SARAYBOSNA ‘DA NEREDE KONAKLANIR?

Bu vakte kadar pek çok şehirle ilgili pek çok konaklama önerisinde bulundum ama hiçbirisi beni M’Ali Rooms kadar etkilemedi! Konumu merkeziler merkezisi, Başçarşı’nın göbeğinde. Tarihi bir binanın 2. katında. Aynı binada “Hostel For Me” isimli bir de hostel var. Bu büyük bina sizi önce ürkütebilir. Ama ben eski binaları sevdiğim için daha da hoşuma gitti. Minik bir uyarı; lambalar sensörlü değil. Söndüğü zaman eski usül duvardaki düğmeye basmanız gerekiyor.

M’Ali Rooms

M’Ali Rooms bir apart. Ortak kullanımlı minik de bir mutfağı var. Benim odam gayet metevazı ve temizdi. Zaten yurtdışı seyahatlerinde konaklamadan en büyük beklentim merkezi ve ekonomik olması bir de temiz ve güvenli olması. M’Ali Rooms bunların hepsini sağladı bana. Ben 2 gece için 257 TL ödedim. Rezervasyonumu Booking.com üzerinden gerçekleştirdim. Şuraya bırakacağım linkten rezervasyon yaparsanız %10 indirim kazanabilirsiniz. Rezervasyonunuzu yapar yapmaz tesisten mesaj geliyor. Fedja isimli sahibi karşılıyor sizi. Nasıl güleryüzlü nasıl sempatik anlatamam. Check in işleminizi yapıp haritayı eline alıp anlatmaya başlıyor şehri. Ben dersimi çalışıp gittiğim için sonraki dersi evde okuyup giden öğrenci şımarıklığı ile atladım konuya 🙂

Fedja Bosna Savaşını çocukken yaşamış Müslüman bir Boşnak.
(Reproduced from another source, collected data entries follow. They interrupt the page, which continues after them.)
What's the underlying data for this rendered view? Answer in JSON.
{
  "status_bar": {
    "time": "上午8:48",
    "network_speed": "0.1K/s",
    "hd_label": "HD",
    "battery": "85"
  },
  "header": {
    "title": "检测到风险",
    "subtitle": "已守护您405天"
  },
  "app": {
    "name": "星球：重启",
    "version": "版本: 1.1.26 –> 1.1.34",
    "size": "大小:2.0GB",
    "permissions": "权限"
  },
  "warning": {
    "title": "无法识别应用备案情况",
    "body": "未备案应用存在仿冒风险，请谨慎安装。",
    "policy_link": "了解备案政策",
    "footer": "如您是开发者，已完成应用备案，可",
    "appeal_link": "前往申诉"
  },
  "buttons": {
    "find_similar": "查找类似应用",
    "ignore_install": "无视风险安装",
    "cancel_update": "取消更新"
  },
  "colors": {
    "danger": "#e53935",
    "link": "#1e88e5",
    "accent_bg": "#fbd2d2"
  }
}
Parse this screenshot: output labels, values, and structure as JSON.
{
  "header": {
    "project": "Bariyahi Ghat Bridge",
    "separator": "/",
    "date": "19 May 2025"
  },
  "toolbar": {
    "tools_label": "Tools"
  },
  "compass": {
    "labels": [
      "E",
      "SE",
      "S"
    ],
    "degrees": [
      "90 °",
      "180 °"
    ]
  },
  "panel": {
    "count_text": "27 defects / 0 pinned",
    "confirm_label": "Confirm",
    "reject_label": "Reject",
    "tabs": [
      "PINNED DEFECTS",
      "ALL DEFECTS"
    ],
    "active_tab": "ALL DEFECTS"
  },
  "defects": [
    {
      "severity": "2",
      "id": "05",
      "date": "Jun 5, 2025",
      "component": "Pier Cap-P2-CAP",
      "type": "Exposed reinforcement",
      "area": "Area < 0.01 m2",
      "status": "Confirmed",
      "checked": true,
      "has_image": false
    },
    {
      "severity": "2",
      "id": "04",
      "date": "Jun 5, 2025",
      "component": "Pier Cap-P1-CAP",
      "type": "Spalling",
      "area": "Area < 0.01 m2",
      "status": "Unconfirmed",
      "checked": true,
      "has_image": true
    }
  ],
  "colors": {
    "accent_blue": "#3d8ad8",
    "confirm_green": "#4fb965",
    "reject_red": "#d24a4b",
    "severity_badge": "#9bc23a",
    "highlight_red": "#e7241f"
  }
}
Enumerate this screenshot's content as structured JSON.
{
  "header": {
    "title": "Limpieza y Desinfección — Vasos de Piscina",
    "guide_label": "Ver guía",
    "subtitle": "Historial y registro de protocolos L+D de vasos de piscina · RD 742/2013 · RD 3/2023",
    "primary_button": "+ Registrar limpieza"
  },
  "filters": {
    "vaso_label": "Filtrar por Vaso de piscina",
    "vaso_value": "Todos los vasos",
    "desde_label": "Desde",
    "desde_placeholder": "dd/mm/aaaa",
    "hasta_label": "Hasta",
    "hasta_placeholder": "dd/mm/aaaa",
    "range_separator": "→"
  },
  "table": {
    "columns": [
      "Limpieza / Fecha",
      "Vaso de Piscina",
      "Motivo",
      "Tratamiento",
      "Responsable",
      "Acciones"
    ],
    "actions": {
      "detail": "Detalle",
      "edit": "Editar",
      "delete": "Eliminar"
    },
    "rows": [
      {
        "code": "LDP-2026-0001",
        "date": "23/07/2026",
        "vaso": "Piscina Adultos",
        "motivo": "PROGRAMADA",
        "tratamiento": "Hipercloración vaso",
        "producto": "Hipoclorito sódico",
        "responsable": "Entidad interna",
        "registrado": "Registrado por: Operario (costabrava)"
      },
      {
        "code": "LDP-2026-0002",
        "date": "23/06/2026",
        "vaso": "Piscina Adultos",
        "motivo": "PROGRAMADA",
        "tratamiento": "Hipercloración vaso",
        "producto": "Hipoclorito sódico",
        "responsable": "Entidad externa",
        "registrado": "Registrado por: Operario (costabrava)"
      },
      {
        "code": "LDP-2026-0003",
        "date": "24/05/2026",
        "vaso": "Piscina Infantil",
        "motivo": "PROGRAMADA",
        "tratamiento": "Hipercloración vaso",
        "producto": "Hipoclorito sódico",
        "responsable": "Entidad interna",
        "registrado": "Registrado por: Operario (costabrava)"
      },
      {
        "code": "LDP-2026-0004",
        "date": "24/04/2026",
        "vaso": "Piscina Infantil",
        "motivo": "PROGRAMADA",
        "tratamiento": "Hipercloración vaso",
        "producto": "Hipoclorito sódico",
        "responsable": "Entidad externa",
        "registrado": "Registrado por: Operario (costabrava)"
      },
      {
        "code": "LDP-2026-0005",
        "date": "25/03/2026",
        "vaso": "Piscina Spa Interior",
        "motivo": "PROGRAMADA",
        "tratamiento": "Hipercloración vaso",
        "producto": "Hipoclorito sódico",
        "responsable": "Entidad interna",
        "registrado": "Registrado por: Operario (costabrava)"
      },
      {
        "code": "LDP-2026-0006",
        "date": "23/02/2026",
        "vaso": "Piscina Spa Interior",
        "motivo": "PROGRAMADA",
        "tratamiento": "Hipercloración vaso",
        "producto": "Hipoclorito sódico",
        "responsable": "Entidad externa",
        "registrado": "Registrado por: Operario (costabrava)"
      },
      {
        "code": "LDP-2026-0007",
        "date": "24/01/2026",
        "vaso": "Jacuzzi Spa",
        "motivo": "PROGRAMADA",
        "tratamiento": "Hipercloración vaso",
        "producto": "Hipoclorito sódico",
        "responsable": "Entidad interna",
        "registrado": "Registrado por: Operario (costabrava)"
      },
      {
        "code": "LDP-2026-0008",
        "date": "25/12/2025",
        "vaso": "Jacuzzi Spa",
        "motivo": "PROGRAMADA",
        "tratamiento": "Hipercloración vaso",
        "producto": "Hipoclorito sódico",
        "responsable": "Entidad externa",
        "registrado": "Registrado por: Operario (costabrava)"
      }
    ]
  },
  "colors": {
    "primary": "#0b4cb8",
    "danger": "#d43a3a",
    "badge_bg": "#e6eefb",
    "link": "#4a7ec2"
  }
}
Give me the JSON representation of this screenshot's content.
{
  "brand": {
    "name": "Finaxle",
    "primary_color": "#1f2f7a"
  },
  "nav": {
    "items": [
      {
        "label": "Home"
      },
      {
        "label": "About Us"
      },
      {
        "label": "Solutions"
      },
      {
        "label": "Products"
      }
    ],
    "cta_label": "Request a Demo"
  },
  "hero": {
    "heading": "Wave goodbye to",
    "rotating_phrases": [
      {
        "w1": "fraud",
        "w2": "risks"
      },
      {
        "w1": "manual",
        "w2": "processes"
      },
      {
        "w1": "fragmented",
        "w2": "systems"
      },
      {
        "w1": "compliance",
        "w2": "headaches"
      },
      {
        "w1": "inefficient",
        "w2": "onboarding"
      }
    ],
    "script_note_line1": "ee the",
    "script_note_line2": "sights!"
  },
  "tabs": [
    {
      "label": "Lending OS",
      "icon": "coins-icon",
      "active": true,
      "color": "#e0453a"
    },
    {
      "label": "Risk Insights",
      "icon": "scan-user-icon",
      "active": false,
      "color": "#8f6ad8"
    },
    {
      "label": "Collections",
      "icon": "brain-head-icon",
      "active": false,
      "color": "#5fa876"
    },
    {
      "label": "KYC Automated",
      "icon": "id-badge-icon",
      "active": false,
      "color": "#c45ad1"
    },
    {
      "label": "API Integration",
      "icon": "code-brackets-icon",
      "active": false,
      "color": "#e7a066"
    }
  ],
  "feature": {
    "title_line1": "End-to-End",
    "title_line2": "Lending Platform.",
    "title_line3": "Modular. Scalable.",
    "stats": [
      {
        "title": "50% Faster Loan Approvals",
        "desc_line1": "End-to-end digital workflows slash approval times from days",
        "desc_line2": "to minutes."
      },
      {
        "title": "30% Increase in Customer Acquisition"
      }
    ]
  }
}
Korkunç bir savaş ve tonla travmalar sonrası bir insan bu kadar güleryüzlü ve sevecen olabiliyorsa biz ufacık korunaklı dünyamızda sudan sebepler uydurup suratımızı asıp gezinmeyelim ortalarda bence.. Sosyal mesajımızı da verdik çok şükür!

Yeniden Saraybosna ‘ya gelirsem -ki gelecğimi biliyorum- yine M’Ali Rooms’ta kalırım. Bir de harika restoran Dveri hemen 2 bina yanda, daha ne olsun! Rezervasyon yaptırmak isterseniz şurayı tıklayabilirsiniz.

SARAYBOSNA ‘DA YEME İÇME

KAHVALTI

Şehre adım attınız. Sabah geldiğinizi varsayacak olursak şöyle güzel bir kahvaltıyı hak ettik dediğinizi duyar gibiyim. Evet güzel bir böreği hak ettiniz. Peki nerede yiyeceksiniz?

  • Buregdzinica Sac

Yaptığım araştırmalarda en çok tavsiye edilen 2 börekçiden biriydi Buregdzinica Sac. Odun ateşinde ağır ağır pişen el açması nefis Boşnak böreği için harika bir adres. Üçgen şeklinde kesilen devasa böreğin üzerine arzu ederseniz bizimkine göre epey kıvamlı ve akışkan olan yoğurttan koydurabilirsiniz. Kıymalı böreği tercih ettim. Sabahın erken saatinde gittiğimden tazecikti. Tek sorun kıymanın içinde çok fazla sinir ve kıkırdak olması. Böreği yerken ağzıma gelen kıkırdakları 5-6 kere çıkartmak zorunda kaldım.

Buregdzinica Sac

Boşnak Böreği

Sahibesi hanım Türkçe biliyor. Memleketine börek götürmek isteyenler paket de yaptırabiliyor. Ancak getirenlerden duyduğuma göre mekanda yediğimiz gibi güzel olmuyormuş. Eeee, taş yerinde ağırdır..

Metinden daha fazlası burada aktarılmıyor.